The Massapequa Coast Little League team showed no mercy, at least until the end, for their opponent in their Little League World Series opener Friday night in South Williamsport, Pennsylvania.
Honolulu Little League started the game with a literal bang and threw a combined no-hitter in a 12-0 drubbing of the Long Island club.
The game ended with the mercy rule after the fifth inning, as Honolulu scored in every frame.

“The kids are obviously disappointed, rightly so,” Massapequa manager Roland Clark told The Post after the outing. “But the look I got on the kids’ bench is they don’t want to go home. I told them: ‘When you leave this stadium, you will be greeted by your parents, friends and family. This game is done. We’re just going to have to prepare for the game on Sunday. ”
Massapequa will play its next match in the double-elimination tournament on Sunday (2 pm, ABC) against the winner of Saturday night’s matchup between teams from Hollidaysburg, Pennsylvania, and Middleboro, Massachusetts. Honolulu will rest until Monday night. , when facing the team from Pearland, Texas.
On Friday, Honolulu’s leadoff hitter, shortstop Kekoa Payanal, knocked pitcher Joey Lionetti’s third pitch of the game over the left-field wall for a home run, giving his team a quick 1-0 lead.

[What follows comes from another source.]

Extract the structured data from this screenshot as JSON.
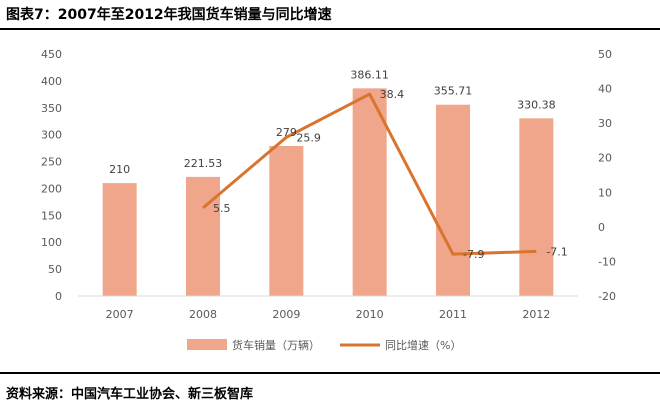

In the second inning, first baseman Tau Purcell drove home Cohen Sakamoto with an RBI single to give Hawaii a 2-0 lead.
Initially, Massapequa fended off a potential offensive rush with decent downfield defense. Heading into the third inning, they replaced their ace, Lionetti, on the mound with Danny Fregara, in the first of three pitching changes. It was a tough night for Lionetti, who had pitched a no-hitter in a 4-0 win over Toms River East last Friday to lead Massapequa to the Little League World Series.
Honolulu star pitcher Jaron Lancaster had seven strikeouts in just three innings before giving way to Sakamoto who finished the game.

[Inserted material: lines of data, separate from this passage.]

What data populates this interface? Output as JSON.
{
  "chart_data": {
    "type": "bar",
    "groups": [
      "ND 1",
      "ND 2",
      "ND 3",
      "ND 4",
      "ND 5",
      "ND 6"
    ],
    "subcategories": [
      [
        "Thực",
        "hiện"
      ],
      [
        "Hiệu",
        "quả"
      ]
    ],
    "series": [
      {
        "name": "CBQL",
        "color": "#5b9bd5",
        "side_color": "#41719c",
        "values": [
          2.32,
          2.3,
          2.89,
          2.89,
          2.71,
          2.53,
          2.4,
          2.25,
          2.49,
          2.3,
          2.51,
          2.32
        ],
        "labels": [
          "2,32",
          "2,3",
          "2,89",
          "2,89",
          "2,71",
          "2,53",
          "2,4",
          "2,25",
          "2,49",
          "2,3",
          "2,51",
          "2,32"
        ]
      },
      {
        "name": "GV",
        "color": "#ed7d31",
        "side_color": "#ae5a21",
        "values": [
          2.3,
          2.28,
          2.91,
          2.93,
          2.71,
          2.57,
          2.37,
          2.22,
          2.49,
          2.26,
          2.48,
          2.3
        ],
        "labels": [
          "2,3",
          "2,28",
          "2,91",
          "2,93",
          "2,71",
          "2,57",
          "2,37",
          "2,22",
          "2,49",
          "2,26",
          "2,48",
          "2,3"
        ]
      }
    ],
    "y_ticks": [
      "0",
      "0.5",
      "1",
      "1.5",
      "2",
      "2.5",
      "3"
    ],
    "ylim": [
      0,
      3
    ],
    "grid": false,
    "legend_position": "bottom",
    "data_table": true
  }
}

Lancaster led off the third inning with a home run over the center field wall that made it 3-0.
Honolulu added three more runs in the fourth. Payanal hit his second home run, a two-run homer. Lancaster hit a 3-pointer to deep center, then scored on a wild pitch to make it 6-0.
In the top of the fifth, Lancaster drove in a run on a sacrifice fly as the Honolulu giant added six more runs, saying aloha for the night.

The crushing loss underscored Clark’s core philosophy of the season: building tough skin through adversity.
“We’ve worked on mental preparation this season, making sure they know how to take the good with the bad,” Clark said. “We have learned lessons from every setback, and it has made us stronger.”

Clark, who said his team needs to come out more aggressively at the plate on Sunday, also tipped his cap to Honolulu.
“The two pitchers from Hawaii were up in speed. [The team] has this reputation. Everyone on campus talks about them. The guys are saying ‘Wow, we got beaten by a better team tonight.’ ”
The manager added that events in this year’s tournament, such as Utah’s Easton Oliverson suffering a head injury after falling from his bunk, have put the outcome into perspective.
“We don’t make excuses. We will work on the positives,” Clark said. “We will have a little bit of an advantage that the team we will face will play on Saturday.
“At the end of the day, it’s just a baseball game.”